Les images bouleversantes du 11ème voyage de François à l’étranger sont nombreuses et émouvantes, d’autant que le déplacement en Centrafrique était très dangereux en raison du contexte de violence où s’opposent rebelles de la Séleka, à majorité musulmane, et milices d’autodéfense anti-Balaka, composées de chrétiens et d’animistes.
L’audace de vouloir créer des liens d’amitié
La rencontre avec la communauté musulmane dans le quartier PK5 suscitait l’inquiétude au plan sécuritaire, et fut en réalité un des plus beaux moments selon Mgr Dieudonné Nzapalainga, l’archevêque de Bangui, connu à la fois pour son courage et sa bonté.
Le Saint-Père, accueilli avec chaleur, a choisi d’enlever ses chaussures pour se recueillir et prier en silence dans la mosquée. « Chrétiens et musulmans nous sommes frères », a-t-il dit, faisant ainsi taire les fauteurs de trouble au plan universel, et invitant « à travailler pour la réconciliation, la fraternité et la solidarité entre tous ».

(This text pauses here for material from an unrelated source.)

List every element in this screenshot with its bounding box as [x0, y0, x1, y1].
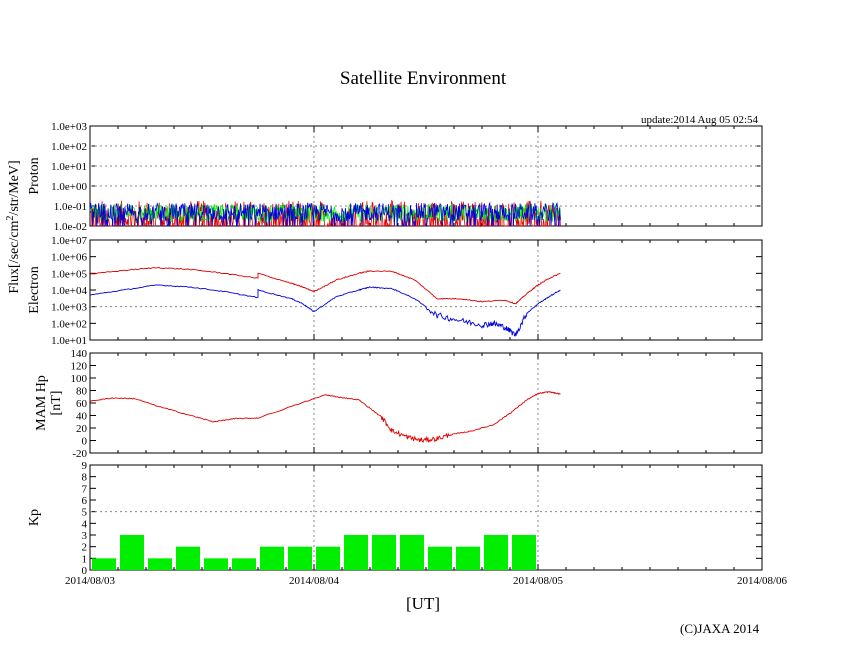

Lors de sa dernière messe sur le sol africain, il a loué Dieu « pour l’audace qu’il met en nos âmes de vouloir créer des liens d’amitié, de dialoguer avec celui qui ne nous ressemble pas, de pardonner à celui qui nous a fait du mal, de nous engager dans la construction d’une société plus juste et plus fraternelle où personne n’est abandonné ».
Rejetant les manipulations de qui cherche à diviser pour régner, il nous appartient maintenant de diffuser ses paroles en les vivant aujourd’hui, en Europe comme au Moyen Orient et dans le monde entier.